According to the researchers, THC fights lung cancer by curbing epidermal growth factor (EGF), a molecule that promotes the growth and spread of particularly aggressive non-small cell lung cancers. “It seems to go to (EGF) receptor sites on cells and inhibit growth,” said Horovitz, who was not involved in the study.
The findings are preliminary, however, and other outside experts urged caution.
“It’s an interesting laboratory study (but) you have to have enough additional animal studies to make sure the effect is reproducible and to make sure that there are no overt toxic effects,” said Dr. Norman Edelman, chief medical officer of the American Lung Association. “It’s a little more than tantalizing because it’s a compound that we know has been in humans and has not caused major problems.”
The findings were to be presented this week at the annual meeting of the American Association for Cancer Research (AACR) in Los Angeles.
Lung cancer is the number one cancer killer in the world. Lung tumors that over-produce the EGF receptor tend to be extra-aggressive and don’t respond well to chemotherapy.
THC is the main active ingredient of Cannabis sativa –marijuana. It has been shown to inhibit tumor growth in cancer, but specific information on its action against lung cancer has so far been limited.
In the new study, the researchers first showed that two different lung cancer lines, as well as samples from patient lung tumors, produced the cannabinoid receptors CB1 and CB2.
Endocannabinoids — cannabinoids produced naturally in the body — are thought to have an effect on pain, anxiety and inflammation when they bind to cannabinoid receptors.
Next, the researchers injected standard doses of THC into mice implanted with human lung cancer cells. After three weeks of treatment, tumors shrank by about 50 percent in animals treated with THC, compared to those in an untreated control group, the researchers reported.
The findings may shed light on a question that has been puzzling Horovitz: Why hasn’t there been a spike in lung cancer in the generation that smoked a lot of marijuana in the 1960s.
“I find it fascinating, wondering if the reasons we’re not seeing this spike is that THC inhibits lung cancer cells,” he said. “It would be very ironic, although you certainly wouldn’t tell somebody who smoked cigarettes to add marijuana.”
A second set of findings presented at AACR suggested that a viral-based gene therapy could target both primary and distant tumors, while ignoring healthy cells.
When injected into 15 mice with prostate cancer, this “smart bomb” therapy eliminated all signs of cancer — effectively curing the rodents.
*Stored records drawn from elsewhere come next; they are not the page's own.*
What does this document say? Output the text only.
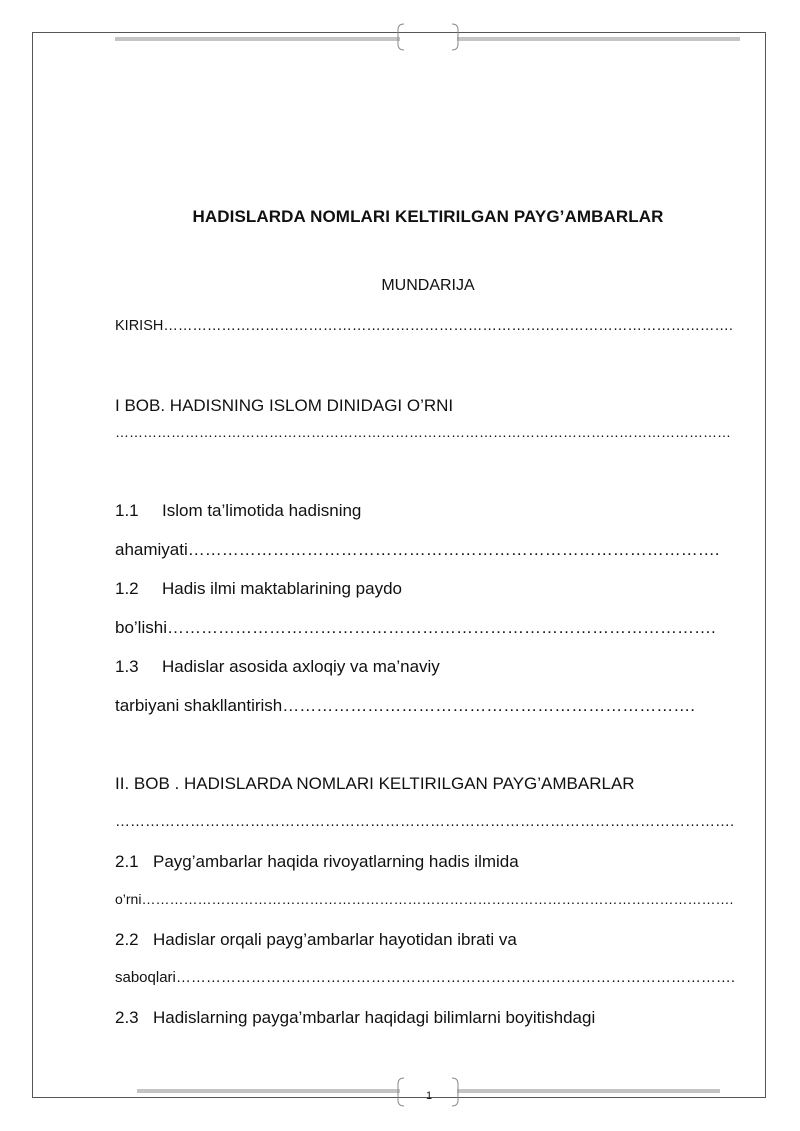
HADISLARDA NOMLARI KELTIRILGAN PAYG’AMBARLAR
MUNDARIJA
KIRISH……………………………………………………………………………………………………….
I BOB. HADISNING ISLOM DINIDAGI O’RNI
……………………………………………………………………………………………………………………
1.1 Islom ta’limotida hadisning
ahamiyati………………………………………………………………………………….
1.2 Hadis ilmi maktablarining paydo
bo’lishi…………………………………………………………………………………….
1.3 Hadislar asosida axloqiy va ma’naviy
tarbiyani shakllantirish……………………………………………………………….
II. BOB . HADISLARDA NOMLARI KELTIRILGAN PAYG’AMBARLAR
…………………………………………………………………………………………………………….
2.1 Payg’ambarlar haqida rivoyatlarning hadis ilmida
o’rni……………………………………………………………………………………………………………….
2.2 Hadislar orqali payg’ambarlar hayotidan ibrati va
saboqlari………………………………………………………………………………………………….
2.3 Hadislarning payga’mbarlar haqidagi bilimlarni boyitishdagi
1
Researchers at Columbia University, in New York City, said the therapy also worked in animals with breast cancer and melanomas.
And in a third hopeful trial reported at the meeting, German researchers at University Children’s Hospital, in Ulm, said they’ve used measles viruses to treat brain tumors. In mouse experiments, the virus attached to the tumor from the inside out, the team said.